The marriage of Hyde Park Theatre and the work of Will Eno is a marriage made in heaven. The deceptively deep, darkly comic plays that Eno writes are the perfect fit for a theatre like Ken Webster’s, as they’re the kind of offbeat contemporary comedies that have been their bread and butter for years. With their latest, Eno’s intriguing look at suburban life, “The Realistic Joneses” Hyde Park has created their most interesting production in ages, bringing some of their best of their performers together to form a rock-solid ensemble, that shape this play into something that nearly reaches theatrical nirvana.

“The Realistic Joneses” kicks off like so many other plays. Bob and and Jennifer Jones are relaxing in their backyard when they’re introduced to their new neighbors, Pony and John Jones. From the very first moment, we all know that these two are a bit off, shown through their lack of social skills and their bizarre methods of communications. As the play progresses, and we get to know these characters more, we slowly start to see the chasm between the bizarre and commonplace slowly start to close, as these four characters begin to intertwine themselves in more and more compromising ways.

Will Eno’s writing can be difficult to perform. It’s particular and precise, and in the wrong hands, it can become confusing, even nonsensical. An actor must not only find the emotional connection with the text, but also garner a healthy chemistry with his or her fellow actors, to make sure that they create the right cadence and rhythm. Fortunately, director Ken Webster and the folks at Hyde Park Theatre have a history of finding just the right actors for their roles, culling from from both their own stable of talent and from across the city. Here they have selected a solid quartet to play off each another in orchestral perfection.

Few actresses seem to fit Will Eno’s writing style better than Jess Hughes. Her particular brand of slanted and offbeat acting is a perfect fit for the nuanced, peculiar dialog that Will Eno gives her character, Pony. Her odd mannerisms and facial expressions only helps to inject an element of otherworldlyness to the character. She never loses grasp of the reality of her character, however, as the character never veers too far off into the fantastical.
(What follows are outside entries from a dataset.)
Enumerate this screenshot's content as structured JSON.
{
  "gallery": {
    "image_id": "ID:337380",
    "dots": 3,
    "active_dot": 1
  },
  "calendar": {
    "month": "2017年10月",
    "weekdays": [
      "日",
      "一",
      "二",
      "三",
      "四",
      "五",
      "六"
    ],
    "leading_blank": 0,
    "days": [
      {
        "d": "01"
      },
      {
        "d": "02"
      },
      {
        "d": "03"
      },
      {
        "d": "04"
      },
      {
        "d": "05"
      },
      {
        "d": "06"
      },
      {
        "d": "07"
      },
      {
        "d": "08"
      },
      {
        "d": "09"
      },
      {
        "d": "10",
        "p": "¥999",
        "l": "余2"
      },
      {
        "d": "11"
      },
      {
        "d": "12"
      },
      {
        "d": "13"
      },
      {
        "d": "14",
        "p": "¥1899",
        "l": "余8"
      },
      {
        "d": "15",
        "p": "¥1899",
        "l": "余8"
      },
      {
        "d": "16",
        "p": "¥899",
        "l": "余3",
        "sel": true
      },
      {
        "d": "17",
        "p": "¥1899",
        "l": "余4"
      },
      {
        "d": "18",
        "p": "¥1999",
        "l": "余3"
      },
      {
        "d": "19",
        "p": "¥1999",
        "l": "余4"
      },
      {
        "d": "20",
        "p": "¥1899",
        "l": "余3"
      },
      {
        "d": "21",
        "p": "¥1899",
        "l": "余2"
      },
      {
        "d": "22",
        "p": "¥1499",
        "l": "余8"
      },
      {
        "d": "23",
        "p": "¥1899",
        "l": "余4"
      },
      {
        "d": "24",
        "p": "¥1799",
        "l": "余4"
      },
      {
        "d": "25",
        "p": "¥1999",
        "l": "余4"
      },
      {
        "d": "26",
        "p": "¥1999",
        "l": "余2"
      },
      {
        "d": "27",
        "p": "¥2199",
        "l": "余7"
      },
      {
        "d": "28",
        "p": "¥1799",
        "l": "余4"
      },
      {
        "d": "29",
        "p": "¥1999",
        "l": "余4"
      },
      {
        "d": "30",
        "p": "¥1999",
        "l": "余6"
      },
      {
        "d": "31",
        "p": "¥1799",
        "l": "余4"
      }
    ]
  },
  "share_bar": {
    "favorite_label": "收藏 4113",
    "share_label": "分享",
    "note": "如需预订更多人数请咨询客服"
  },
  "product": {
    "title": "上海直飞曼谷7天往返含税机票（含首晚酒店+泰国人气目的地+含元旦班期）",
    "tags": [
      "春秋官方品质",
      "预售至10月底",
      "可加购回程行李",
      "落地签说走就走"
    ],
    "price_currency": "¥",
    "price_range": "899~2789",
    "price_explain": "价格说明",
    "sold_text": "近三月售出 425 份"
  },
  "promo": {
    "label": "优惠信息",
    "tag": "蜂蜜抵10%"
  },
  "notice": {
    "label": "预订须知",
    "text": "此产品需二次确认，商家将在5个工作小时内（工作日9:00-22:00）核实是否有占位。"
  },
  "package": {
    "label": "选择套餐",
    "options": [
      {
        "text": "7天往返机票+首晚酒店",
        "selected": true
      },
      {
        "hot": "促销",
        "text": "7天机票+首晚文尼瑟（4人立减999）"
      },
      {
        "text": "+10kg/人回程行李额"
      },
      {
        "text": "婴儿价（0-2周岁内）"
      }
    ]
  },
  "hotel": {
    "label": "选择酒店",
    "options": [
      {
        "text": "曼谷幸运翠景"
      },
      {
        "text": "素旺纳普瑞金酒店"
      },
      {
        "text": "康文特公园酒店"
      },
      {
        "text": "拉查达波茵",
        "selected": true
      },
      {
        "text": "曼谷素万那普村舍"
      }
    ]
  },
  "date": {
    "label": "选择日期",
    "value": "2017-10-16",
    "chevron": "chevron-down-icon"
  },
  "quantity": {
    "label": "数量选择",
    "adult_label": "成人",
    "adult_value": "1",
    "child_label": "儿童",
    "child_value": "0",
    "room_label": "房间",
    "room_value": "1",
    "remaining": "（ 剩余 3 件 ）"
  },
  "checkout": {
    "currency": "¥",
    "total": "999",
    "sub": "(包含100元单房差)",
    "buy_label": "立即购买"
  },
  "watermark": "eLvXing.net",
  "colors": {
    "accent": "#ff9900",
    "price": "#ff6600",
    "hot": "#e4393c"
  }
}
As has been proven in many previous plays, Jess Hughes is at her best when playing off Ken Webster who here plays the genial, but ailing, Bob. Her peculiarity joins well with Webster’s everyman charisma, highlighting the strange elements of her performance. Webster also finds a fine balance between himself and Benjamin Summers, who plays John, whose lackadaisical anti-social nature works as the perfect counterbalance, the perfect anti-Bob, and it makes those rare moments where the two find, or at least attempt to find, a common ground all the more powerful.

The beating of the heart of the piece, however, is Rebecca Robinson as Jennifer Jones. While so much strangeness and sickness swirl around her, Robinson shows her true talent for emotional expression, helping us to sympathize with these, at times, strange characters with whom she shares the stage. Her scenes with Webster’s Bob are a delight, acting as seas of calm and normality in the often unusual goings-on of the work, and when things become fraught between the couple, we get some of the most heartfelt and honest moments of the entire piece, thanks in no small part to the emotional honesty that Robinson exudes so expertly.

As difficult as “The Realistic Joneses” may be to perform, it can also be challenging to watch, with an ending in particular that could leave some audience members scratching their heads. Things happen subtly, and the action comes on slowly, making this one for those seeking something a little more intellectual to sink their teeth in to. What Will Eno strived to tell us about our culture on a macro-level in “Middletown” is here narrowed to the micro-level, showing us certain painful honesties about how we interact with each other. It may seem like a simple narrative on the surface, but there are true depths to be explored here, and few other companies could plumb them so successfully.